Here's my back of the envelope math.

285 programs listed on grad school shopper (american institute of physics list)
say 1/2 ~=140 are physics (rather than astro, geophysics, etc., but perhaps we should count all of them).

Say each program has 10 groups (I think that may be on the low end)

That's 1,400 groups to investigate. Say they take an average of 5 minutes a pop (some will be quick, but the interesting ones will take a while).

That's 7,000 minutes or 4.86 days. Say you only find one half of one percent of them interesting. That's 7 programs to visit, probably at 7 different schools.

I don't have 4.86 days to search through web sites and then another ~2 weeks to do visiting.

Let's say it only takes one minute per group. We're still talking ~24 hours of web browsing.
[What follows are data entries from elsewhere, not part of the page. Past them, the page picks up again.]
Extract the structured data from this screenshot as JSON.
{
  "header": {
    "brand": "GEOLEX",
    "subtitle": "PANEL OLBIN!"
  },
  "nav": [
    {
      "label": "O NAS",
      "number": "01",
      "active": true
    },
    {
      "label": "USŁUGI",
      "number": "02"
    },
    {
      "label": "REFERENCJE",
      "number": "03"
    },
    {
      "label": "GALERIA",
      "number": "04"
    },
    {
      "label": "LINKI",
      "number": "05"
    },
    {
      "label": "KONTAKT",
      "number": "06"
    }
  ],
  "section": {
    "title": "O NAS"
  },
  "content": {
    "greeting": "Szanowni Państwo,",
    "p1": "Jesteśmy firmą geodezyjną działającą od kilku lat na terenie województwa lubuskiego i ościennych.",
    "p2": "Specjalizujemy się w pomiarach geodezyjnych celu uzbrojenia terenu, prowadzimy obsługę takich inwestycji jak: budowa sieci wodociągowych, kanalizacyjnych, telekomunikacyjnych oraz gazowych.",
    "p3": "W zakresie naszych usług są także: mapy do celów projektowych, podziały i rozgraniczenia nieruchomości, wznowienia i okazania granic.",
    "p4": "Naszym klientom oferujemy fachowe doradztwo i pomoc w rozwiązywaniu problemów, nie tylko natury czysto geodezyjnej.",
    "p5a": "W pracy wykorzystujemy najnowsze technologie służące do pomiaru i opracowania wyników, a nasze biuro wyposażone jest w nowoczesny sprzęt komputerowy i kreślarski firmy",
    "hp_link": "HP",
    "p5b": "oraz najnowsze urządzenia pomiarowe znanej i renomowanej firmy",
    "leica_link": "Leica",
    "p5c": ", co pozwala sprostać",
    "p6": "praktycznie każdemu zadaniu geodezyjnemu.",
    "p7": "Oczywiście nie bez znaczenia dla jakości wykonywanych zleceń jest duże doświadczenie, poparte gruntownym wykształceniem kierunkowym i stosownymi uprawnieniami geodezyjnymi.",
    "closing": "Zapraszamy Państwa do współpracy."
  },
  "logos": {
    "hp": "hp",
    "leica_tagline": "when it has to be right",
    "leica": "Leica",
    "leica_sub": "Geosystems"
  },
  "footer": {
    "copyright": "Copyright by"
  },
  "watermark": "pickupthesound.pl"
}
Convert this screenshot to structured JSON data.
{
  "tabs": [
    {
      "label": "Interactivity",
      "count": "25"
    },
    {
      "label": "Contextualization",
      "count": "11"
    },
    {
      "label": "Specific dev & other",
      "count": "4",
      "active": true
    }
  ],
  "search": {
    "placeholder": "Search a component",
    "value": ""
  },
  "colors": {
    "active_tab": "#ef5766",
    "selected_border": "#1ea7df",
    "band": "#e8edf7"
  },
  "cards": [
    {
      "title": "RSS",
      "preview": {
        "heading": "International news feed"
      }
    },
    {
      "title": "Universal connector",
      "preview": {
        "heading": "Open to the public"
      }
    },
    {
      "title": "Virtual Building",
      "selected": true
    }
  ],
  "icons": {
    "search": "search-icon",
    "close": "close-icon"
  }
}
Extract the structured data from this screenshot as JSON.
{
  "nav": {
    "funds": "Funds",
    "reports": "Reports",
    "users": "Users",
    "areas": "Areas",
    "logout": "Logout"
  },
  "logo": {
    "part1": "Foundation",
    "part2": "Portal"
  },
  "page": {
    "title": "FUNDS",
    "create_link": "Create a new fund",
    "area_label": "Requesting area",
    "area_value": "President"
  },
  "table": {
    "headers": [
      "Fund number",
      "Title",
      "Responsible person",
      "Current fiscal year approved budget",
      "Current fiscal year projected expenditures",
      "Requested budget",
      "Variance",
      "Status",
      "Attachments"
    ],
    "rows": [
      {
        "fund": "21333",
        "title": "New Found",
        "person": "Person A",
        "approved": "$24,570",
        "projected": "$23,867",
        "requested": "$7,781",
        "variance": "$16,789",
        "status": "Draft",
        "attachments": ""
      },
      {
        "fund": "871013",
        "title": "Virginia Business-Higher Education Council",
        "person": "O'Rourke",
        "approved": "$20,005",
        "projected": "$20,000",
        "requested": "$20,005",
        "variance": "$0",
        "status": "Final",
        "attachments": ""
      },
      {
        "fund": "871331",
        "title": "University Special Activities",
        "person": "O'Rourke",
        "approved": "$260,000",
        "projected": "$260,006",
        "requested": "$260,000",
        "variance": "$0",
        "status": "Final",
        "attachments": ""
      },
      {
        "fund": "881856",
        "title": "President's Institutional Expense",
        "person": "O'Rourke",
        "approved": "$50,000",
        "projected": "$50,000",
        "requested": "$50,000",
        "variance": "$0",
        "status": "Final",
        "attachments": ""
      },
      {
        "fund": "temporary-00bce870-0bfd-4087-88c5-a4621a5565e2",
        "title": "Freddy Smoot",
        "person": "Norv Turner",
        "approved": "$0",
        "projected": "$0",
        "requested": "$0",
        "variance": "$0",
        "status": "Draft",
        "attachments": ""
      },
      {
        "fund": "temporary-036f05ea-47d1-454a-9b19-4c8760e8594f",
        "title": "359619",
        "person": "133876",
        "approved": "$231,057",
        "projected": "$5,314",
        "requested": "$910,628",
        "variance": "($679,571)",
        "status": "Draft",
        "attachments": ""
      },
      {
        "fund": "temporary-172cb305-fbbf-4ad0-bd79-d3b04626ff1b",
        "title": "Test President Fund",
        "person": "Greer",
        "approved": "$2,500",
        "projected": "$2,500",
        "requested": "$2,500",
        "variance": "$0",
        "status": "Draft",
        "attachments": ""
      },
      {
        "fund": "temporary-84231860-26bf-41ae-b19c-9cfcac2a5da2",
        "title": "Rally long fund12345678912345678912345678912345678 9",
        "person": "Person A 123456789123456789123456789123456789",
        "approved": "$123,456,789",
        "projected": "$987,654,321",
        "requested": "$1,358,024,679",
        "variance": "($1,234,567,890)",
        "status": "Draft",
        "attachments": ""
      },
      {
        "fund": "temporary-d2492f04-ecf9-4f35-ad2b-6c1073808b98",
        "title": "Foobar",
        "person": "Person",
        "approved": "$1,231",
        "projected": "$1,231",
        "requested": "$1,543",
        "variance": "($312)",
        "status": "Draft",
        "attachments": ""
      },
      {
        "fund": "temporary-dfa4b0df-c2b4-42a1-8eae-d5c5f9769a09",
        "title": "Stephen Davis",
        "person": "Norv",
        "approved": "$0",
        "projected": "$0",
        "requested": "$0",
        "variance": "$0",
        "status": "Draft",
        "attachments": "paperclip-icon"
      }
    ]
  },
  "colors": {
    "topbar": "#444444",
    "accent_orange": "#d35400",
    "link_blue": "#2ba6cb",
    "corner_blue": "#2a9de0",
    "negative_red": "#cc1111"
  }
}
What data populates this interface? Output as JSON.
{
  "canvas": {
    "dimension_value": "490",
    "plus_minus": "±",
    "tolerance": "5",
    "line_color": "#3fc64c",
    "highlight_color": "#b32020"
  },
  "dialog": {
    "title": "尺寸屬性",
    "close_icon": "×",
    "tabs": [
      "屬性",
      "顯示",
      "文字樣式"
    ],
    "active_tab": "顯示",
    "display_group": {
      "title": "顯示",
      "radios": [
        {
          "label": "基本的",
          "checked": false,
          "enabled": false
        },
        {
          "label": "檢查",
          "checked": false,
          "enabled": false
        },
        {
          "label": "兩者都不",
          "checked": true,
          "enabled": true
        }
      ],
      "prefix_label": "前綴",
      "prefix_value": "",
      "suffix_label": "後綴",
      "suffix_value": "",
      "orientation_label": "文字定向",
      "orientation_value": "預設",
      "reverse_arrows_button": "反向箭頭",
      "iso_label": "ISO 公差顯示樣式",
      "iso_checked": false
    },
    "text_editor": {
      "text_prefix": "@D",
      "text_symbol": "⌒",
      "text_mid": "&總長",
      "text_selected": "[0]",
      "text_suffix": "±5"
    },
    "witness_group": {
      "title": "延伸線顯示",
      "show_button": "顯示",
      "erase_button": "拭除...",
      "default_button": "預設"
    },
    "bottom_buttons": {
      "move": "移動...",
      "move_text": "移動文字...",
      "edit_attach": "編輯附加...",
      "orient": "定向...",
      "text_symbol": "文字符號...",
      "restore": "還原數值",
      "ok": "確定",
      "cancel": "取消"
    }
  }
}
I don't think doing a brute search is efficient.

EDIT: I should add that, if you know you want to work in subfield X, then your job becomes much easier (especially if X is a small subfield). This was not the case for me. I'm pretty undecided, although I'm leaning towards CM experiment. But who knows, maybe I'll get sick of leaky vacuum pumps and want to do theory. Plasma stuff also interests me. Who knows where I might end up?
Last edited by dlenmn on Tue Feb 12, 2008 10:36 pm, edited 1 time in total.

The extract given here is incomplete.